После добродетели: Исследования теории морали (Макинтайр) - страница 163

Легко убедиться в том, что лояльность должна занимать ключевое место в иерархии феодального общества; легко понять нужду в справедливости в обществе пестрых конкурирующих целей и не самого тяжкого угнетения. Но лояльность кому? Справедливость от кого? Рассмотрим конфликт между Генрихом Вторым Английским и архиепископом Томасом Бекетом. Каждый из них был энергичным человеком, темпераментным и порывистым. За каждым из них стояло большое дело. Хотя Генрих был озабочен главным образом усилением королевской власти, способ, которым он это делал, привел к верховенству закона в фундаментальном смысле, сменив междоусобицу, полагание на собственные силы и местные обычаи централизованной, беспристрастной и справедливой системой судов и учреждений, которые до того не существовали вообще. Деятельность Беккета, в свою очередь, представляла собой большее, чем просто маневры церковной власти, однако он оказался поглощен ими полностью. Утверждение, что человеческий закон есть отблеск божественного закона, что институты права воплощают добродетель справедливости, принадлежало епископальной и папской власти. Беккет представлял апелляцию к абсолютному стандарту, который лежит за пределами всех секулярных и частных кодификаций. В рамках этого средневекового взгляда, впрочем как и античного, нет места современному либеральному различению права и морали, и этого различения нет по причине того, что средневековые королевства имели много общего с полисом, как его понимал Аристотель. В обоих случаях речь идет об обществах, где люди преследуют единое человеческое благо, и которые не являются просто ареной, на которой каждый индивид ищет своего частного блага, в то время как для либерального государства такое описание подходит вполне.
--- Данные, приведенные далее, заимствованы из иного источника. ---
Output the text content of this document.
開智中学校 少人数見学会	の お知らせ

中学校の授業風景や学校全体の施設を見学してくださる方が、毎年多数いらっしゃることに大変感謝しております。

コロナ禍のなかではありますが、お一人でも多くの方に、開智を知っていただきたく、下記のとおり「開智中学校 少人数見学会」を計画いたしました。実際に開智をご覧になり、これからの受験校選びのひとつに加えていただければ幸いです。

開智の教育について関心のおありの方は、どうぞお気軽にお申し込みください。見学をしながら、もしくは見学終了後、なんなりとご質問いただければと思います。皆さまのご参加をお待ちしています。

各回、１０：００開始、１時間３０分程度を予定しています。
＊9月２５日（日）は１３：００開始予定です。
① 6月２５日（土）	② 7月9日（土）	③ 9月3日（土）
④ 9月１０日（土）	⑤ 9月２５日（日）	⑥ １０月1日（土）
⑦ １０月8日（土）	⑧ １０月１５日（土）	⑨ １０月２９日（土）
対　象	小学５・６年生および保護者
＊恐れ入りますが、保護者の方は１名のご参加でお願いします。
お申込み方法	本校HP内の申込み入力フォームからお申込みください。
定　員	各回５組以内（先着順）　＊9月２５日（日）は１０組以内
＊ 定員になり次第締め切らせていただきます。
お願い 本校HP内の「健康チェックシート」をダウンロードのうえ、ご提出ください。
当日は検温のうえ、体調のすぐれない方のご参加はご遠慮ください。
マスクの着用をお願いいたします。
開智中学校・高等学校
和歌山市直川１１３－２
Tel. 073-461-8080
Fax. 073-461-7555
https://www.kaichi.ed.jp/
Отсюда следует, что в античном и средневековом мирах, как и во ряде других досовременных обществ, индивид идентифицируется своими ролями и учреждается ими, теми ролями, которые привязывают индивидов к коммунам, и через которые индивиды получают доступ к специфически человеческим благам; я сталкиваюсь с миром как член этой семьи, этого дома, этого клана, этого племени, этого города, этой нации, этого королевства. Не существует Я изолированно от этих структур. На это можно было бы ответить так: а что с моей бессмертной душой? Наверняка, в глазах Бога я есть индивид до и помимо моих ролей. Такой ответ выдает заблуждение, которое частично возникает из путаницы между платонистским представлением о душе и понятием души в католическом христианстве. Для платониста, как и для позднего картезианца, душа, предшествуя телесному и социальному существованию, должна и на самом деле обладать идентичностью, предшествующей всем социальным ролям: но для католического христианина, как и для раннего аристотелианца, тело и душа не являются двумя связанными субстанциями.